Easton Press Sinclair Lewis books:
Main Street - 1965
Babbitt - 1999

Franklin Library Sinclair Lewis books:
Arrowsmith - Pulitzer Prize Classics - 1975
Main Street - 100 Greatest Masterpieces of American Literature - 1978
Main Street - World's Best Loved Books - 1979
Stories by Sinclair Lewis - Collected Stories of the World's Greatest Writers - 1981

Sinclair Lewis (1885-1951) was an American novelist who was born in Sauk Center, Minnesota, and educated at Yake University. From 1907 to 1916 Sinclair Lewis was a newspaper reporter and an editor for a number of magazines and a publishing house. Lewis' earliest books, Our Mr Wrenn (1914) and The Trail of the Hawk (1915), were conventional and unoriginal; he first began to write with literary originality in his book The Job (1917), a realistic story of New York City. In Main Street (1920) Sinclair Lewis first developed the theme which would characterize most of his later books; the dullness, monotony, emotional frustration, and lack of spiritual and intellectual values in various types of American middle class life, especially the life of the Midwestern small town. His book Babbit (1922) is a merciless satire of the middle class American businessman who conforms blindly to the materialistic social and ethical standards and practices of his environment; the term "babbit", identifying a businessman of this type, is now a part of the English language. In Arrowsmith (1925) Sinclair Lewis exposed the lack of scientific idealism sometimes seen in medical professions; Elmer Gantry (1927) was a violent attack on a type of hypocritical and mercenary religious leader; and The Men Who Knew Coolidge (1928) is another satire of an average businessman.
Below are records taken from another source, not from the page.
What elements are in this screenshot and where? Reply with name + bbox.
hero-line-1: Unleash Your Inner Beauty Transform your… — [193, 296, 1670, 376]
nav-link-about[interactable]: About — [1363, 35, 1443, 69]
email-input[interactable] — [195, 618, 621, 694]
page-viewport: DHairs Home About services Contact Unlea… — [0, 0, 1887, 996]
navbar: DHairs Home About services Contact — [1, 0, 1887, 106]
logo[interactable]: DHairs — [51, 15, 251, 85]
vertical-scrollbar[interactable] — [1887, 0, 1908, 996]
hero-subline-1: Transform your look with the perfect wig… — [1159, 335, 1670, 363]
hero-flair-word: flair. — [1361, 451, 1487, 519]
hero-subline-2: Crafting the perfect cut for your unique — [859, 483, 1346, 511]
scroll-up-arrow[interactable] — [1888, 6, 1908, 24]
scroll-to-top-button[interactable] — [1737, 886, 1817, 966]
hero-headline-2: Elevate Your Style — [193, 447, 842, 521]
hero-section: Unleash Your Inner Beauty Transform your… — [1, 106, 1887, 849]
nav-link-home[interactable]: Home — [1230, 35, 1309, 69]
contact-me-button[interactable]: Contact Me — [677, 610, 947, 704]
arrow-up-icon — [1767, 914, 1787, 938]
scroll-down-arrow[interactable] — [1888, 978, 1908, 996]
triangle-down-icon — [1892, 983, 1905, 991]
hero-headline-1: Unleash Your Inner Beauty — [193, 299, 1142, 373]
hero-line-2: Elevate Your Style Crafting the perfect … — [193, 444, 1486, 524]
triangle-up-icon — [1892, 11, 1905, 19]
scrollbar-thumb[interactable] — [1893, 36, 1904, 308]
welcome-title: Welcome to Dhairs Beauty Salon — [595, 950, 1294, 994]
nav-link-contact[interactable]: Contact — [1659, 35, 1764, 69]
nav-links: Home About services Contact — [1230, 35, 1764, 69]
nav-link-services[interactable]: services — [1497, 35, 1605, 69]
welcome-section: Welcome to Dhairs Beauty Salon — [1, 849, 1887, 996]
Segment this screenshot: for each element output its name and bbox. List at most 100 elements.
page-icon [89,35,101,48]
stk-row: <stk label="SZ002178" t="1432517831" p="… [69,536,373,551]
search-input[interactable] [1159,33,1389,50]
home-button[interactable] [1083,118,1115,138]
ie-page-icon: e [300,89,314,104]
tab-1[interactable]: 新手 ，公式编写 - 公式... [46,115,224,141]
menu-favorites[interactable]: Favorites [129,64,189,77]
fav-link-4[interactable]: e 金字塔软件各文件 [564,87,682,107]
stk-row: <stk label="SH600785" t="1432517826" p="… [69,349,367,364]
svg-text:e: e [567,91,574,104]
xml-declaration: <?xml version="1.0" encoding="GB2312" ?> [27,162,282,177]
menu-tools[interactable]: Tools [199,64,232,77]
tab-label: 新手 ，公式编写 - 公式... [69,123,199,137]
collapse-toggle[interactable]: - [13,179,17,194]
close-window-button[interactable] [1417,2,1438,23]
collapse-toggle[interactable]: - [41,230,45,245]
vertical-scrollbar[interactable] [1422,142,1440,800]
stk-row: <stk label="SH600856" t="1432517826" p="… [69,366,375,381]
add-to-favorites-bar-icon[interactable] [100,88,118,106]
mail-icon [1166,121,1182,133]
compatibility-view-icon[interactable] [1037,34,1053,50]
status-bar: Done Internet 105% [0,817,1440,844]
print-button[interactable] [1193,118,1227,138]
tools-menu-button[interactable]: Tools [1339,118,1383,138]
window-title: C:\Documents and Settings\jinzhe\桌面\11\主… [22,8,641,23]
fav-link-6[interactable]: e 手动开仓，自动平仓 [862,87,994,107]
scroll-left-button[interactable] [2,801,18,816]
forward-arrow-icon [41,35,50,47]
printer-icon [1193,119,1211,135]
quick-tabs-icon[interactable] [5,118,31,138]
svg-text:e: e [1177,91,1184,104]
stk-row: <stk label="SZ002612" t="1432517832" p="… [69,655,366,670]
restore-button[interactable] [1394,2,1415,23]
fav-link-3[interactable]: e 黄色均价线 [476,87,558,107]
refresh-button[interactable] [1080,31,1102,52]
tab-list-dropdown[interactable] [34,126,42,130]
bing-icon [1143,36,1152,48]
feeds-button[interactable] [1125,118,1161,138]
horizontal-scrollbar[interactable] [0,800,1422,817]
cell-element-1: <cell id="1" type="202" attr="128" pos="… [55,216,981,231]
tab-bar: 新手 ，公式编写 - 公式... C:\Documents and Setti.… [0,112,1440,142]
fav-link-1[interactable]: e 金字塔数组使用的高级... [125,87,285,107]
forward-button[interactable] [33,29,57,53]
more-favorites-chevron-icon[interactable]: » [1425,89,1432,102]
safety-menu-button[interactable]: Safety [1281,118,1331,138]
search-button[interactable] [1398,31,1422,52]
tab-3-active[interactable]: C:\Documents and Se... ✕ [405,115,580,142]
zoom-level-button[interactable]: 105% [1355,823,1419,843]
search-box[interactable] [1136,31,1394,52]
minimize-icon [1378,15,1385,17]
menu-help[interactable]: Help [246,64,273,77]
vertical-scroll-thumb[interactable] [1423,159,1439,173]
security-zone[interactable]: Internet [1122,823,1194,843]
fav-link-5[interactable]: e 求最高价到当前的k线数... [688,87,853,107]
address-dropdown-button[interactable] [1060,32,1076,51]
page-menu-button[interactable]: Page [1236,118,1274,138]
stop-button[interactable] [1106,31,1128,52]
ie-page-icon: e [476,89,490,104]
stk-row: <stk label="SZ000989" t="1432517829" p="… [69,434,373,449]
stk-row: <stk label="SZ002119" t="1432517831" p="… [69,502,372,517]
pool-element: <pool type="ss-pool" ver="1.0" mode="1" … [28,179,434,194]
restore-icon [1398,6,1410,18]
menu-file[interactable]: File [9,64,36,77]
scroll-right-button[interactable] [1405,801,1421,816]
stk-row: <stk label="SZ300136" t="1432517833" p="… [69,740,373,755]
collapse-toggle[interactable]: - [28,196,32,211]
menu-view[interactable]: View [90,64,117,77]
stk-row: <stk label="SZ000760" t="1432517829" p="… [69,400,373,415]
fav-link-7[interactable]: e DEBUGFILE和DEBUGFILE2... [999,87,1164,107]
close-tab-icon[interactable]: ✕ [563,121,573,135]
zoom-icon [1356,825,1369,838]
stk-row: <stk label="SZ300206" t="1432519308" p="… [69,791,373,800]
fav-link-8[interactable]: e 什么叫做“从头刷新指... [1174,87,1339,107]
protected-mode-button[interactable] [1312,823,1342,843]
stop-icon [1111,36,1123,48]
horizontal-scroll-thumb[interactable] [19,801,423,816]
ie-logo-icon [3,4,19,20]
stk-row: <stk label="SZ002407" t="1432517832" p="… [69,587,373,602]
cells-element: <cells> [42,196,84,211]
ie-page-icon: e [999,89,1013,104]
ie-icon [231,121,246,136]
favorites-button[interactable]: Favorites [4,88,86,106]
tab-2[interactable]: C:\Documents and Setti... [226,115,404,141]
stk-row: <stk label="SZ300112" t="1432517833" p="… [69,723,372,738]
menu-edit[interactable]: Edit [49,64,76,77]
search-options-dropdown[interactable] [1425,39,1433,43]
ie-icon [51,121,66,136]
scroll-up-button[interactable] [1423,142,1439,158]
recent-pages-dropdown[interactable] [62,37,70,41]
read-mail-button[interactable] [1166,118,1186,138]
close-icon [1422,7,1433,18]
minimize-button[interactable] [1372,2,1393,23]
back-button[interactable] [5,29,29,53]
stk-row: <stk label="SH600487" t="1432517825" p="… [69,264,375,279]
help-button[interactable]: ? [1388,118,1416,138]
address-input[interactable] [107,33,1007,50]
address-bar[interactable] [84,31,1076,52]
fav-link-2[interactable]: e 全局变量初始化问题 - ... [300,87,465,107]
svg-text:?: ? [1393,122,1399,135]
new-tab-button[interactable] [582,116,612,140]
In Dodsworth (1929) Sinclair Lewis satirized the egotistic, shallow, pretensions, and selfish married woman sometimes seen among the American upper middle class circles. The books mentioned above are generally considered the best books by Sinclair Lewis. Others of his books are Ann Vickers (1933), which deals with a woman social reformer; Work of Art (1934), another story of a successful businessman; It Can't Happen Here (1935), a story about a future revolution leading to fascist control in the United States; The Prodigal Parents (1938); Bethel Merriday (1940), a novel of stage life; Cass Timberlane (1945); Kingblood Royal (1947), a novel about racial intolerance; and The God Seeker (1949). Sinclair Lewis was also a playwright; among his plays are Hobohemia (1919), a dramatization of Dodsworth (with Sidney Coe Howard, 1934), and Jayhawker (with Lloyd Lewis, 1934). From Main Street to Stockholm, a collection of his letters, was published posthumously in 1952.